Russia banned from 2018 Winter Olympics

IOC: Russians can compete in Pyeongchang, but without flag

The Associated Press

LAUSANNE, Switzerland — Russian athletes will be allowed to stand on the medal podium at the Winter Olympics — just not with their anthem playing or their nation’s flag rising above them.

The International Olympic Committee barred Russia and its sports leaders from the upcoming games in South Korea on Tuesday after its lead investigator concluded members of the Russian government concocted a doping scheme at the 2014 Sochi Games that “caused unprecedented damage to Olympism and to sports.”

Not welcome in Pyeongchang next year will be any sign of the Russian Olympic Committee or any member of its sports ministry, which was responsible for what investigators concluded was a top-to-bottom scheme of “manipulation and cheating” to ensure Russians could dope at the Olympics on their home turf and not get caught.
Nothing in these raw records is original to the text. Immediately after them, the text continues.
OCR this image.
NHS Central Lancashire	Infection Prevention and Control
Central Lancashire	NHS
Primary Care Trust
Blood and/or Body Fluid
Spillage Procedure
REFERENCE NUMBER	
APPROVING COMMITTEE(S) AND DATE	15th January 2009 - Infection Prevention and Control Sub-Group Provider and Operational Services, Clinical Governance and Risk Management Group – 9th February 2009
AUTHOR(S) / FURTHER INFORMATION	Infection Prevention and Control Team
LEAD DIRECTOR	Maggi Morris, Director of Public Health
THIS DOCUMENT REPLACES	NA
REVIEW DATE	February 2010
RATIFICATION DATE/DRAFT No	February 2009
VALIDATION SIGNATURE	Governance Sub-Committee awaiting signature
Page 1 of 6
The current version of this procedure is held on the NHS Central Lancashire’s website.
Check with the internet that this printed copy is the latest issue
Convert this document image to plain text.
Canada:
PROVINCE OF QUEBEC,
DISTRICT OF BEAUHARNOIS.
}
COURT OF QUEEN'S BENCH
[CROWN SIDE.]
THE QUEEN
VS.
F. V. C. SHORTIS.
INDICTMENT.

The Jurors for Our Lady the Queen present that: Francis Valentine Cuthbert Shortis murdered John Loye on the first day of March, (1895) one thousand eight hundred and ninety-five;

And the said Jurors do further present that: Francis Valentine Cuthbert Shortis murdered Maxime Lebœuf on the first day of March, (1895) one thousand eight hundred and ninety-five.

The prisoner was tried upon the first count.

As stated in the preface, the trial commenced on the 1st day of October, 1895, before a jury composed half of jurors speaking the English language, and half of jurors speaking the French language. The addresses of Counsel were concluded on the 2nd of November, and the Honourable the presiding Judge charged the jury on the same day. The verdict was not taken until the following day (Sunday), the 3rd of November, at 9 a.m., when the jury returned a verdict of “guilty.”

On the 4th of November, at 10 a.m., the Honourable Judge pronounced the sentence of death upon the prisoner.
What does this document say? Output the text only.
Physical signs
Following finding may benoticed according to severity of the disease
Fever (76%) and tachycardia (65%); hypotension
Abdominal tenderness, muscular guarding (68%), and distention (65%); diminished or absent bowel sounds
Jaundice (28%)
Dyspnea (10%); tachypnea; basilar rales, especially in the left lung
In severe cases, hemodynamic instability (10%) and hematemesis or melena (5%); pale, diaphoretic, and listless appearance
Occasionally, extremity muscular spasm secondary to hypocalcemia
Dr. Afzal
The IOC punishment did leave room for many Russians to compete under the name “Olympic Athlete from Russia” or OAR. They would have to pass drug tests to prove they were clean and also did not benefit from the Sochi scheme.

If they win, the Olympic flag would be raised and the Olympic anthem played to honor their victories. That is, if Russian President Vladimir Putin allows them to go to the Feb. 9-25 games. He previously has said it would be humiliating for Russia to compete without its national symbols.

“An Olympic boycott has never achieved anything,” IOC president Thomas Bach said at a news conference. “Secondly, I don’t see any reason for a boycott by the Russian athletes because we allow the clean athletes there to participate.”

Alexander Zhukov, the Russian Olympic Committee president who also was suspended from his IOC membership, told TV reporters in Lausanne that one key was preserving the name “Russia” in the team name.

“They’ll be called Russian athletes and not some kind of neutrals … that’s very important,” Zhukov said.

The IOC also suspended the Russian Olympic Committee until at least the start of the closing ceremony in South Korea, banned Russian Deputy Prime Minister Vitaly Mutko from the Olympics for life and imposed a fine of $15 million on the Russian Olympic Committee to pay for its two investigations into the case and toward future anti-doping work.

The sanctions could be challenged at the Court of Arbitration for Sport.

The executive board reached its decision Tuesday after a scheduled 4 1/2-hour debate when it heard from a Russian delegation that included world figure skating champion Evgenia Medvedeva. The delegation was led by Zhukov, who was later suspended.

By Monday, 25 Russians had been disqualified from the Sochi Games and banned from the Olympics for life, and 11 medals were stripped. One Russian was cleared.